Governor Bruce Rauner (R-IL) has signed five bills aimed at reforming Illinois’ criminal justice system which are designed to lessen the long-term impact of criminal convictions for what are considered to be low-level crimes.

The five bills he signed Monday according to the Governor’s office are:

SB 3164 requires review of a pre-sentencing report, as well as an explanation of why incarceration is appropriate for offenders with no prior probation sentences or prison convictions prior to sentencing.

The Governor’s office says that last year, nearly 60% of new prison admissions for Class 3 or 4 felonies had no prior convictions for violent crimes. Sending low-level offenders inefficiently uses prison resources and potentially makes low-level offenders more susceptible to reoffending.  Rep. Brian Stewart (R-Freeport) was a sponsor of this bill.

HB 6291 amends the Juvenile Court Act to change the minimum probation period for a youth declared delinquent.

The bill is meant to help youth struggling with addictions to have the opportunity to go through the treatment process before being sent to prison.

HB 5017 allows a juvenile to immediately petition the court for expungement when he or she is charged with an offense that is dismissed without a finding of delinquency.

The Governor’s office says this bill will help youth who were arrested but not charged get a fresh start and clear their names.

HB 6200 reduce per minute rates of phone calls for inmates, which some complained were too high.

SB 3005 amends the Park District Code to provide that a park district shall not knowingly employ a person who has been convicted of specified drug offenses until seven years following the end of a sentence imposed including periods of supervision or probation.
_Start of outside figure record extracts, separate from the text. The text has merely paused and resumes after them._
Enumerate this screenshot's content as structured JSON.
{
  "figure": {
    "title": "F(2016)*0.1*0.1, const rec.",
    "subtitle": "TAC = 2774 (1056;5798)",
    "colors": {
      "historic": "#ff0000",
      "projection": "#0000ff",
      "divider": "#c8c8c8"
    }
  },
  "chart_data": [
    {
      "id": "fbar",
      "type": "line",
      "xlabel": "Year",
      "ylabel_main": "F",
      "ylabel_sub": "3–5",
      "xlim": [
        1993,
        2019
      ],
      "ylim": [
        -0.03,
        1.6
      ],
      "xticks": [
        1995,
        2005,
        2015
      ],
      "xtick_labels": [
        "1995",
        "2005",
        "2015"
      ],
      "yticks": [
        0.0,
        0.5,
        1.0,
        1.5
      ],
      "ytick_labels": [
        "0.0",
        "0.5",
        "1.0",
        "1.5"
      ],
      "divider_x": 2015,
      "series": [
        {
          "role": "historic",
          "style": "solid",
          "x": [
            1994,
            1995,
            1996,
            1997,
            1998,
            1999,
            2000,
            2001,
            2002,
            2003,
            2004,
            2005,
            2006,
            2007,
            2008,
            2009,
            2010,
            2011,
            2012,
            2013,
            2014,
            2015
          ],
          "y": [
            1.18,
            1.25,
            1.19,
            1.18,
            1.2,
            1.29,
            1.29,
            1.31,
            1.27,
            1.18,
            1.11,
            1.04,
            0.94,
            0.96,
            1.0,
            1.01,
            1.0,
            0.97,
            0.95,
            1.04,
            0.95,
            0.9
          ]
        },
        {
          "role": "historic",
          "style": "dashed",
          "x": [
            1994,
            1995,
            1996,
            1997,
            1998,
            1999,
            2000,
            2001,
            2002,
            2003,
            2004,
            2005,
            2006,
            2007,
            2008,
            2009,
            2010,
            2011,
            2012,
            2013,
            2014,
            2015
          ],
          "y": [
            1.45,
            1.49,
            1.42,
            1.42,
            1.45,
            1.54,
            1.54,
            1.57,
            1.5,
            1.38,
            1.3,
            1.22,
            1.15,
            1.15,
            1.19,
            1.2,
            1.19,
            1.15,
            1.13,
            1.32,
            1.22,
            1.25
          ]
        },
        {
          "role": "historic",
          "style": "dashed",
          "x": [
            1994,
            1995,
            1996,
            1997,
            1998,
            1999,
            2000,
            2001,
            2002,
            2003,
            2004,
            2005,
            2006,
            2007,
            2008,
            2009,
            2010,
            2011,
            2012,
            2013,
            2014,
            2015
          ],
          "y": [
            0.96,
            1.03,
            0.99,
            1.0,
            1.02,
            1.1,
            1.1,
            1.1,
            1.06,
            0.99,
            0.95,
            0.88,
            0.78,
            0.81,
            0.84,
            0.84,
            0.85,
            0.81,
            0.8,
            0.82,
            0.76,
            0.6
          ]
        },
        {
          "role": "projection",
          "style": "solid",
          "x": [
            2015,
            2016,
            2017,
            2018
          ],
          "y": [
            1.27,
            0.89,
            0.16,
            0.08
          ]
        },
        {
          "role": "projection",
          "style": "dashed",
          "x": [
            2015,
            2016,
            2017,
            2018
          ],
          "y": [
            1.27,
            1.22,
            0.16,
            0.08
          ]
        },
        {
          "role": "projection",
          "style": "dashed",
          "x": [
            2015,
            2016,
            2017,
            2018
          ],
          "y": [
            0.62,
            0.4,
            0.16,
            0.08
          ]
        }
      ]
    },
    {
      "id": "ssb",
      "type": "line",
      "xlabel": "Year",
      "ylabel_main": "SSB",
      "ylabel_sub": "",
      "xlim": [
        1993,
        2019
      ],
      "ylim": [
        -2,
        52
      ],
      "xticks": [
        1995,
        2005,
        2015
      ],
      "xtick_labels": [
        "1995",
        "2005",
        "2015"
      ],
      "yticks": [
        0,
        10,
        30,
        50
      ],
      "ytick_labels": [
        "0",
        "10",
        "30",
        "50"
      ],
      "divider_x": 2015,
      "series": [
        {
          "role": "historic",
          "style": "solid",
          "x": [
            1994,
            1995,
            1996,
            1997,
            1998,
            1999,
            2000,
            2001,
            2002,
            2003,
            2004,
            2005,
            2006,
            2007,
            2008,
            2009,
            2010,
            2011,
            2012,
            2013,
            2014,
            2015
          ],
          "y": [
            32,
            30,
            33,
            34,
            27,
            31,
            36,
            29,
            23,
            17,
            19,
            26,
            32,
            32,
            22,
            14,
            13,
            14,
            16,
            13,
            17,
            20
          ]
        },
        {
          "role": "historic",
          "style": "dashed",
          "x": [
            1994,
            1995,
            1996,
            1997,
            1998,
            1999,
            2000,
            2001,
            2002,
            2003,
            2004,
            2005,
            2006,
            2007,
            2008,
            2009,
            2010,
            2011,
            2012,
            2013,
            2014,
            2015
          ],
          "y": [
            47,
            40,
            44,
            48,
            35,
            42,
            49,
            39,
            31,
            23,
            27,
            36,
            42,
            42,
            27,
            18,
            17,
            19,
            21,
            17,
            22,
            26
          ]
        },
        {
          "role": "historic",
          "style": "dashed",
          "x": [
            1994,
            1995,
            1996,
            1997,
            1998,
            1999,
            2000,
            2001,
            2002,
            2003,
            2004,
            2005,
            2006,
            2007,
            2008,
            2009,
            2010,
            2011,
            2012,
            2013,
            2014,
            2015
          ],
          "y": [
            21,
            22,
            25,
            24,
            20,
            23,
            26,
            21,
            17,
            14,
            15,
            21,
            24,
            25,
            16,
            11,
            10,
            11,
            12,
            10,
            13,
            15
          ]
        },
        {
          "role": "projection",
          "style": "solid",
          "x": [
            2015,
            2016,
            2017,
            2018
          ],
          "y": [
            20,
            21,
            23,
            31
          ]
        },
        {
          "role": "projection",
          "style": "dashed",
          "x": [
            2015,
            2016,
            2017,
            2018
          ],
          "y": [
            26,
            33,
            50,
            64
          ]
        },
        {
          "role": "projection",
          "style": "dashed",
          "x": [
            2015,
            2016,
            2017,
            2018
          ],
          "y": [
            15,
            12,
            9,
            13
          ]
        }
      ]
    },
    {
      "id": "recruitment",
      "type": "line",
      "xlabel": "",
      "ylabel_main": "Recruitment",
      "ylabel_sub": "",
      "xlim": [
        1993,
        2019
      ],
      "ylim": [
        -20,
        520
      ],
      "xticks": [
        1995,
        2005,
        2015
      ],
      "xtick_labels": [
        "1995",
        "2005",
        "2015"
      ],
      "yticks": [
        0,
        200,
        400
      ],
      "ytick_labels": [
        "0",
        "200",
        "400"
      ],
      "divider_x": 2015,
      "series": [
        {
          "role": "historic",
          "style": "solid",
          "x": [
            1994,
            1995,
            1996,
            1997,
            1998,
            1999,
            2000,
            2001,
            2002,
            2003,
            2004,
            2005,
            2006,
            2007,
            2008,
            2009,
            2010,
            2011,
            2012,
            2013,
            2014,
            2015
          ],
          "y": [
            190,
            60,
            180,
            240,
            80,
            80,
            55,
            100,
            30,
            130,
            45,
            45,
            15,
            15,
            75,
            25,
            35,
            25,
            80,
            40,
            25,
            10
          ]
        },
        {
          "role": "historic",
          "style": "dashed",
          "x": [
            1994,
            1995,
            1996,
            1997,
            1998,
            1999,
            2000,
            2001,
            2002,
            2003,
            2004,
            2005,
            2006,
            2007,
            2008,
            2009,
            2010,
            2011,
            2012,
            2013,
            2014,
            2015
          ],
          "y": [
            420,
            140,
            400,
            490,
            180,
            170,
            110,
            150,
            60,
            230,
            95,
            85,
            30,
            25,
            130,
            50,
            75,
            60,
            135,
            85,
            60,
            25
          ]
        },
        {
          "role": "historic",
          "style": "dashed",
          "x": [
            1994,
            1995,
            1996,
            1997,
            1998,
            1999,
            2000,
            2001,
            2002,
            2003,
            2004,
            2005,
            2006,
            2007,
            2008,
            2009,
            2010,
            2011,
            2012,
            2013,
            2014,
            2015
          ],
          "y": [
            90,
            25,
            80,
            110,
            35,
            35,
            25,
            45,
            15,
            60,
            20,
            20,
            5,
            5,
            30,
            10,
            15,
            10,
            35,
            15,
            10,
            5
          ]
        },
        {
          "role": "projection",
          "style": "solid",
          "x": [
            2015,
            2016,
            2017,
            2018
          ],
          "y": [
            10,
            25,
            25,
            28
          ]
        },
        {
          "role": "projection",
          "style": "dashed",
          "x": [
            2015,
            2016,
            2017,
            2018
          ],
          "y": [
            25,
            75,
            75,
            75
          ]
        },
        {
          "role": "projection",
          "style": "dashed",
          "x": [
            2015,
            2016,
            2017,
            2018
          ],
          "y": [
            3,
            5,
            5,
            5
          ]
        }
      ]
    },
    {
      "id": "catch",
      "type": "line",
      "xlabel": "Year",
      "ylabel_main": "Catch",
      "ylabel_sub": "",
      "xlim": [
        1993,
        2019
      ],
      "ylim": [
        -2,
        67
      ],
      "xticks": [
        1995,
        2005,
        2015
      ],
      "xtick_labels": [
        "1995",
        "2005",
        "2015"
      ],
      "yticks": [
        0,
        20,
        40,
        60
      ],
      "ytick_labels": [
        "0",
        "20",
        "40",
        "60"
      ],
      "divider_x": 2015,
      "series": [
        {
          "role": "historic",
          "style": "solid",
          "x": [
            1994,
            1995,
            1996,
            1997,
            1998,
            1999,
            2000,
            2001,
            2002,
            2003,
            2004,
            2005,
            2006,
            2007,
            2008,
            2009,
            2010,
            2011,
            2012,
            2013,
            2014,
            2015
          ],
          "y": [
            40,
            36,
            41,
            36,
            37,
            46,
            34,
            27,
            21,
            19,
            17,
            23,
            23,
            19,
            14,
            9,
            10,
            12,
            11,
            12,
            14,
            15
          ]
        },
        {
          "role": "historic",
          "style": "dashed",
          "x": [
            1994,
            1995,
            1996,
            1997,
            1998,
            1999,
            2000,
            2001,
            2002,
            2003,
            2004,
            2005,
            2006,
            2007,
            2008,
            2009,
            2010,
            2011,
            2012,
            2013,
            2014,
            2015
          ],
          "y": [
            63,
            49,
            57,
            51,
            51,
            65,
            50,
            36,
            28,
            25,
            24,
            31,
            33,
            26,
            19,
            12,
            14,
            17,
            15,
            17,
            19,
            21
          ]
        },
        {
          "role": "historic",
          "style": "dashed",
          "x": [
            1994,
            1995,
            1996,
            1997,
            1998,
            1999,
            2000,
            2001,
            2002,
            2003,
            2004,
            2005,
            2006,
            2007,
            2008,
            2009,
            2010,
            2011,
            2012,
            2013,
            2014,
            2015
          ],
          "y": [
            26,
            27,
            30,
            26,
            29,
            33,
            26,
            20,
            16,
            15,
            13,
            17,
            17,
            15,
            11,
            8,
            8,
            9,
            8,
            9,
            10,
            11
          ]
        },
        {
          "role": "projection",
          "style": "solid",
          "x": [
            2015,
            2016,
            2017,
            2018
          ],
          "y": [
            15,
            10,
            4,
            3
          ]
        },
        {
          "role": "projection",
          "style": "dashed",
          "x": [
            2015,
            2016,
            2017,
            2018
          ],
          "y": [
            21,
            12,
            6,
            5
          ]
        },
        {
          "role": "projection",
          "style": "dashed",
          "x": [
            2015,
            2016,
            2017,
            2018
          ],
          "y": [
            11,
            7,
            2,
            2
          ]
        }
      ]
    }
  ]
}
The previous law stated that park districts could not employ any person convicted of the specified drug offenses.

“We need to approach our criminal justice system with more compassion,” said Governor Rauner in a news release. “I want those who did something wrong to face punishment, but we must make sure that the punishment fits the crime. We need to explore new avenues so that we’re balancing punishment with rehabilitation and not needlessly tearing families and lives apart.”